Le président américain refuse de coopérer à l’enquête de la Chambre des représentants sur l’affaire ukrainienne, provoquant l’indignation des élus démocrates.
Les critiques permanentes de Donald Trump contre l’enquête en cours en vue d’une éventuelle procédure de destitution le visant, jusqu’ici cantonnées à Twitter, ont pris une toute autre forme mardi soir. Une lettre rédigée par l’avocat de la présidence Pat Cipollone et envoyée à la Speaker de la Chambre des représentants Nancy Pelosi, explicite la position de la Maison Blanche : accusé d’avoir cherché à faire pression sur son homologue ukrainien Volodymyr Zelensky pour qu’il enquête sur son rival démocrate potentiel pour 2020, l’ancien vice-président Joe Biden, Trump refuse de coopérer à l’enquête de la Chambre. A ce mécanisme prévu par la Constitution, il choisit la guerre ouverte.

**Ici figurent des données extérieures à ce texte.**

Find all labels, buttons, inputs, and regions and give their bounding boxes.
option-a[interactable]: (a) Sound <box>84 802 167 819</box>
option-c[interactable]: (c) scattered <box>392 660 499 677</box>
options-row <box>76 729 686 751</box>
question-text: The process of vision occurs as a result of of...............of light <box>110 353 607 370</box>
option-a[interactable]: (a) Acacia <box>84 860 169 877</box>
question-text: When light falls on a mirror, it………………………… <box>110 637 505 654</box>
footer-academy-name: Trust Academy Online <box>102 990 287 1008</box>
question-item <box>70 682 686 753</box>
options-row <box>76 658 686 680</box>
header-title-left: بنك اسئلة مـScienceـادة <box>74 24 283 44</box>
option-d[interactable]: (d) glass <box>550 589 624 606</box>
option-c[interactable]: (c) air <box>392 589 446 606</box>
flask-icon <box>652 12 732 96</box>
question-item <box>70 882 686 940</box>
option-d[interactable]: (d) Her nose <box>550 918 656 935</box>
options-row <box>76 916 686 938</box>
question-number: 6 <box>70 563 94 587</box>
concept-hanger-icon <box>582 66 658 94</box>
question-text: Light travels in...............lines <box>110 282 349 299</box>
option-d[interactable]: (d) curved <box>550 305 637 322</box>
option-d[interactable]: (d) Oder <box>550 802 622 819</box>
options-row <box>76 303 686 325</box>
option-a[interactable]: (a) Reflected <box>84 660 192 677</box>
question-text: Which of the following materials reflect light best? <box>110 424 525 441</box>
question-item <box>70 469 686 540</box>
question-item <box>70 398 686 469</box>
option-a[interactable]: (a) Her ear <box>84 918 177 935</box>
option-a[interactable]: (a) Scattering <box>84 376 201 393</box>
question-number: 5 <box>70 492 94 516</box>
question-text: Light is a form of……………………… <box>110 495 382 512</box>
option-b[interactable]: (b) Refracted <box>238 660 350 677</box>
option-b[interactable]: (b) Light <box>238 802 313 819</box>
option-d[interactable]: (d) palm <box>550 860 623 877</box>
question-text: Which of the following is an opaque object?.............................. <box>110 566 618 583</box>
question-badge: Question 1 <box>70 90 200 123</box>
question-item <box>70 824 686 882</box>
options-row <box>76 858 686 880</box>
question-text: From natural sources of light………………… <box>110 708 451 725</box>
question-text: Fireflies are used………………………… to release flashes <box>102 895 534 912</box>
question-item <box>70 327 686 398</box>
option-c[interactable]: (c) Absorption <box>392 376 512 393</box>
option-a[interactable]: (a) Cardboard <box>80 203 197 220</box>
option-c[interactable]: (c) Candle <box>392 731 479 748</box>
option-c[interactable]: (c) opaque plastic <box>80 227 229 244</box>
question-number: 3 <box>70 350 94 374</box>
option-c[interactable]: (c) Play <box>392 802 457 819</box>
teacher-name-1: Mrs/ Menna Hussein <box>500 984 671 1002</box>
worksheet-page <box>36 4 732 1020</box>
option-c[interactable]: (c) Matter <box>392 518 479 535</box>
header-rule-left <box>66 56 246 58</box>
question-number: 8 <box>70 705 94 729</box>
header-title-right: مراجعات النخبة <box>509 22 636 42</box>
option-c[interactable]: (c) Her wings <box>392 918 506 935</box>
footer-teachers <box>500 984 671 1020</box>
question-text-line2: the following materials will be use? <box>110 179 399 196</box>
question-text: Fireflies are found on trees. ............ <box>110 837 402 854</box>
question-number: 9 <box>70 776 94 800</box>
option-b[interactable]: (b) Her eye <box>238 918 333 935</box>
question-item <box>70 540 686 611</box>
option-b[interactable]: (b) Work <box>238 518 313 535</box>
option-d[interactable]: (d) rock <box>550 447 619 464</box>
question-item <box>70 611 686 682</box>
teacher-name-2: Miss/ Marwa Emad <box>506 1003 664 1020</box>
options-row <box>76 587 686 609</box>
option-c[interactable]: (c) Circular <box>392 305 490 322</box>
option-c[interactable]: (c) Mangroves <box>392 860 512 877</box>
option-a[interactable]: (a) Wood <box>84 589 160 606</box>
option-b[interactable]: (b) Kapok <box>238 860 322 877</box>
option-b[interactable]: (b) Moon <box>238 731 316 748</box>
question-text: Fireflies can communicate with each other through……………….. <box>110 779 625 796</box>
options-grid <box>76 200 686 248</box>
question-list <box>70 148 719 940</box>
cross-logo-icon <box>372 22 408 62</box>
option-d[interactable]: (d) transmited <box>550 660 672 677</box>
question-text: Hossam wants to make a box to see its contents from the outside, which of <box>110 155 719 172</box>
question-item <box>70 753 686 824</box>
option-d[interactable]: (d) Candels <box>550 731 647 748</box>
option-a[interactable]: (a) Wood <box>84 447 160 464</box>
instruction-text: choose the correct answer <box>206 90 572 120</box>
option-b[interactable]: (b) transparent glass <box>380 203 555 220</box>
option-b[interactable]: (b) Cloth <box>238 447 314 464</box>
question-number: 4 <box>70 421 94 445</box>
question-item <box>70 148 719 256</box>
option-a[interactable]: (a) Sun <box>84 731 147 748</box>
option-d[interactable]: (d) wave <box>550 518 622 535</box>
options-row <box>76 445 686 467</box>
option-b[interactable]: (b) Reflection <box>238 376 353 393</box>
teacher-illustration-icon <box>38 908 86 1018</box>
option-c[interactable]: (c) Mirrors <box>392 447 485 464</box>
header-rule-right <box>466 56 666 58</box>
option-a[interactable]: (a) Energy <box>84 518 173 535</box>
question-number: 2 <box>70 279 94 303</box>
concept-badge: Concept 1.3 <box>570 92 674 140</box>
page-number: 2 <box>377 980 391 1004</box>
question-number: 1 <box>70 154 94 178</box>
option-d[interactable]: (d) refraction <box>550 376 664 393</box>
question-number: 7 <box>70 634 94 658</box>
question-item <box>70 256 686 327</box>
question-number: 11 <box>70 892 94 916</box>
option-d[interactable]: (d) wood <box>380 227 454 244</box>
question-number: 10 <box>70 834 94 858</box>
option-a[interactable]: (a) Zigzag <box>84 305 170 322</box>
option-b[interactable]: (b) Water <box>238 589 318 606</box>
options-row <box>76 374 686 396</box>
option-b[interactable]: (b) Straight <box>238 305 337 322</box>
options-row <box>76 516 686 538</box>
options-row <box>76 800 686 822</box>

«Etant donné que votre demande n’a pas de fondation constitutionnelle légitime ou le moindre semblant d’impartialité […] le pouvoir exécutif ne peut être tenu d’y participer», revendique Cipollone dans cette missive de huit pages au ton catégorique, adressée à Pelosi ainsi qu’aux autres élus démocrates pilotant l’enquête. «Pour faire simple, vous essayez d’annuler les résultats de l’élection de 2016 et de priver les Américains du président qu’ils ont librement choisi», écrit encore l’avocat.
Dans la liste de doléances contre l’enquête sur l’affaire ukrainienne, Cipollone insiste sur l’absence de vote formel à la Chambre pour enclencher le processus. «Dans ces circonstances, le président Trump et son administration ne peuvent participer à votre enquête partisane et anticonstitutionnelle», insiste-t-il. La Constitution américaine prévoit qu’un président peut être destitué pour «trahison, corruption ou autres crimes et délits majeurs». L’acte d’accusation doit être voté à la majorité simple par la Chambre ; la destitution, confirmée aux deux tiers par le Sénat. Mais elle ne précise pas la procédure en amont, s’en remettant au «pouvoir exclusif» de la Chambre des représentants d’engager toute procédure de mise en accusation.
«Tribunal bidon»
Un peu plus tôt dans la journée, l’administration Trump avait empêché l’ambassadeur des Etats-Unis auprès de l’Union européenne, Gordon Sondland, de témoigner au Congrès dans le cadre de l’enquête. «Il aurait témoigné devant un tribunal bidon et totalement compromis», a justifié Trump sur Twitter. Un «abus de pouvoir», selon Nancy Pelosi, troisième personnage de l’Etat derrière le président et le vice-président. Pour Joe Biden, Trump «doit arrêter de faire obstruction au Congrès».
«Nous savons que l’ambassadeur Sondland a été un acteur-clé dans les efforts pour obtenir de l’Ukraine son engagement à enquêter sur une théorie du complot fallacieuse concernant l’élection de 2016 ainsi que Joe Biden et son fils» Hunter, a déclaré le démocrate Adam Schiff, président de la commission du Renseignement à la Chambre. Homme d’affaires ayant fait fortune dans l’immobilier, proche de Trump – il a donné 1 million de dollars pour sa cérémonie d’investiture –, Sondland a été nommé ambassadeur auprès de l’Union Européenne en mai 2018. Il était venu de Bruxelles la veille pour cette audition, avant que le département d’Etat ne l’en empêche.
Outre la transcription d’une conversation téléphonique entre le président américain et son homologue ukrainien, et le signalement d’un lanceur d’alerte, les SMS échangés par Gordon Sondland avec d’autres diplomates américains, rendus publics la semaine dernière, confortent les démocrates dans leurs soupçons : Donald Trump aurait abusé de son pouvoir à des fins électorales personnelles, puis aurait cherché à étouffer l’affaire. En interdisant à Sondland de se rendre à son audition, «la Maison Blanche tente encore une fois de freiner et d’entraver l’enquête», se sont indignés les élus démocrates. Les présidents des commissions en charge de l’investigation ukrainienne ont d’ailleurs assigné l’ambassadeur à témoigner et à présenter des documents que le département d’Etat refuse de livrer.
Ils doivent auditionner vendredi l’ancienne ambassadrice des Etats-Unis en Ukraine jusqu’en mai dernier, Marie Yovanovitch. Selon le Wall Street Journal, celle-ci aurait été remerciée pour avoir tenté de court-circuiter les tentatives de Trump de faire pression sur Kiev pour enquêter sur Biden.